Day
26. Mon 4th September.
Return
to Lilongwe
I have managed to arrange for a lift as far as Salima with Phil, who
works in IT in Blantyre, and his brother Mark, and an Irish guy called
Connor who works for an NGO called GOAL. I actually met Phil briefly
last year in Doogles, and although I don't immediately remember
him he remembers me, even my name, which is quite impressive..
Phil wants to get off early, so I pack up my tent and off we go.
Unfortunately I don't even get a chance to say goodbye to Tony and T.J.
Phil is driving a truck, but thankfully with a closed back, not an open
matola, and there are mattresses to sit on, so it is a comfortable
enough ride (apart from one nasty moment when I child runs out into the
road, and we miss it by inches and nearly swerve off the road).
Phil and Mark spy two women walking along the side of the road with huge clay
cooking pots on their heads.
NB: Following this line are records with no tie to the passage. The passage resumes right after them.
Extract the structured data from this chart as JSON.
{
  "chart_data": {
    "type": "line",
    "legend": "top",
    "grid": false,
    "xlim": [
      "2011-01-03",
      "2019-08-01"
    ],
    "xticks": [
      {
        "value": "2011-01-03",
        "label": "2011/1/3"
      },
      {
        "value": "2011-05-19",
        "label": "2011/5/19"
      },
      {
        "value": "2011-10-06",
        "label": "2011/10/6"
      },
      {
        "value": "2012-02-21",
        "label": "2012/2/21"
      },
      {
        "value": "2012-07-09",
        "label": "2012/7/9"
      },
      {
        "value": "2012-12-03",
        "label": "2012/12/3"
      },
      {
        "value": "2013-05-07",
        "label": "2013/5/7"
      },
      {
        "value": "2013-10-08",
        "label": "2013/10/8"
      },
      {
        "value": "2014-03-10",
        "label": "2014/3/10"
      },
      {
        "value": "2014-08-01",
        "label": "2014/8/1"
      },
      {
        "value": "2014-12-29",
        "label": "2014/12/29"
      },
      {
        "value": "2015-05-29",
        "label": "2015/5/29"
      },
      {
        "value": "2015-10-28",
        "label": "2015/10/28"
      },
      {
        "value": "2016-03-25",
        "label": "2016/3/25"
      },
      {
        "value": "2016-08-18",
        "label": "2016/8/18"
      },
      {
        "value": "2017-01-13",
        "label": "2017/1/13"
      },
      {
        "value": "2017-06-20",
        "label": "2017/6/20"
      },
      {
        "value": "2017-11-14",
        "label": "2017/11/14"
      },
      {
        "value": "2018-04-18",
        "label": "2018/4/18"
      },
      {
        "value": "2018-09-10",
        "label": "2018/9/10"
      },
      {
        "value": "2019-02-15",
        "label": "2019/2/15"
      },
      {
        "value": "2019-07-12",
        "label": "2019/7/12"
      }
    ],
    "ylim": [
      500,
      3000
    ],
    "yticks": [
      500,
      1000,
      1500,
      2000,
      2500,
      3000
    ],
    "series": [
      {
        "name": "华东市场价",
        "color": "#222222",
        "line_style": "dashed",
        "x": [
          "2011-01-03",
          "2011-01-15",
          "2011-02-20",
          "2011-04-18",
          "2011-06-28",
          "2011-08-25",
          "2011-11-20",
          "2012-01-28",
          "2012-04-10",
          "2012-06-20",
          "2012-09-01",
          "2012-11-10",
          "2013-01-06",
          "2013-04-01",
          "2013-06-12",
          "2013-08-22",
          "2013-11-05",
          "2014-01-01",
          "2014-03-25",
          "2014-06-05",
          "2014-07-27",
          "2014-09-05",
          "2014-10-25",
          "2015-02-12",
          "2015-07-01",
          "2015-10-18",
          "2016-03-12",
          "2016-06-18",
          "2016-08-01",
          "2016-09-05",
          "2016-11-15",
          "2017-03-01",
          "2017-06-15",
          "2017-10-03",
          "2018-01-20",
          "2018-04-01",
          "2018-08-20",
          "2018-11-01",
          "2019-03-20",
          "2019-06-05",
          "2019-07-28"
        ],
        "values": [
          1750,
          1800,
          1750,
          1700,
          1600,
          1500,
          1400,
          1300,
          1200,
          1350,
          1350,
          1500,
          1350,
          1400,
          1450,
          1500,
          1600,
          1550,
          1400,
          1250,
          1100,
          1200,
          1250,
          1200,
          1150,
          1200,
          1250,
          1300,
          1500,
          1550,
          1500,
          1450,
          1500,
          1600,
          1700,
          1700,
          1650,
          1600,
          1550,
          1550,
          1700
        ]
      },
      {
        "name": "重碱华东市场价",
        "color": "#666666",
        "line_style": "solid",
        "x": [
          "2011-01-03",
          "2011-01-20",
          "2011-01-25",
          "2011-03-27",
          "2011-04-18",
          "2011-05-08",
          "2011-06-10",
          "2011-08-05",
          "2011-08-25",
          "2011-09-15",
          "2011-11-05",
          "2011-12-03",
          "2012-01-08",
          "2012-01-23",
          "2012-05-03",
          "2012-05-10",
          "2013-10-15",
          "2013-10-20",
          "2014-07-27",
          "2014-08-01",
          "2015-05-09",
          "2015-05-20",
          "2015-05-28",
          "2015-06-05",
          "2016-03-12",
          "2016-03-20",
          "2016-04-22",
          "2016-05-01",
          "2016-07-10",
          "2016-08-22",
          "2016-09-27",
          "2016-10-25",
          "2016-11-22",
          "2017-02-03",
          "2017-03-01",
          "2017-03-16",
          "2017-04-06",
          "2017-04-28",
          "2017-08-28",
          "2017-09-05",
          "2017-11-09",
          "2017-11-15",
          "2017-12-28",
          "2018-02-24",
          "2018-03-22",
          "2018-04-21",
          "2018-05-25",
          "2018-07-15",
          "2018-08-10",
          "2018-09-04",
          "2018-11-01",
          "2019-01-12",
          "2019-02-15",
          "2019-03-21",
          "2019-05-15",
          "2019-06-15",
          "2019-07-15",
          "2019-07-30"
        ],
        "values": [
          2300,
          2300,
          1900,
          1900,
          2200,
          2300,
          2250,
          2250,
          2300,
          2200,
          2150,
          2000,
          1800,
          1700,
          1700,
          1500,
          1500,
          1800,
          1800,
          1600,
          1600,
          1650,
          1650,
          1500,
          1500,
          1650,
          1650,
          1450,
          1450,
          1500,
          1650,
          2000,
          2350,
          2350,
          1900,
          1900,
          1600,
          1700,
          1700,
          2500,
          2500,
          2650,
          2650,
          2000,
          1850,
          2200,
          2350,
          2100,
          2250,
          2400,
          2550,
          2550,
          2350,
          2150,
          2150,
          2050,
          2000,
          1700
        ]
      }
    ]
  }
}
Apparently Mark likes to buy these pots and
paint them, so he pulls over and barters with the women for one of
their pots, which he duly purchases and slings in the back of the truck
with Connor and me. I love Malawian shopping..
We get to Salima by lunchtime, and go and have some lunch together,
before Phil drops me at the minibus stop, where a group of brits on
bicycles are having a water stop. They are cycling round Lake Malawi
for charity, or something like that, but before I can get the full
story a minibus arrives and I'm off.
I am back in Lilongwe by 4:30 and booked into the Kiboko.
I give a ring through to Barefoot and speak to Monya, who suggests that
I come out for lunch tomorrow. Then Gaynor calls, so I tell her
about my meeting with Patricia Kalliati, and that I am supposed to be
going to see her tomorrow. She says to clear it with Ken, and if
he says it's OK, then I should keep the appointment.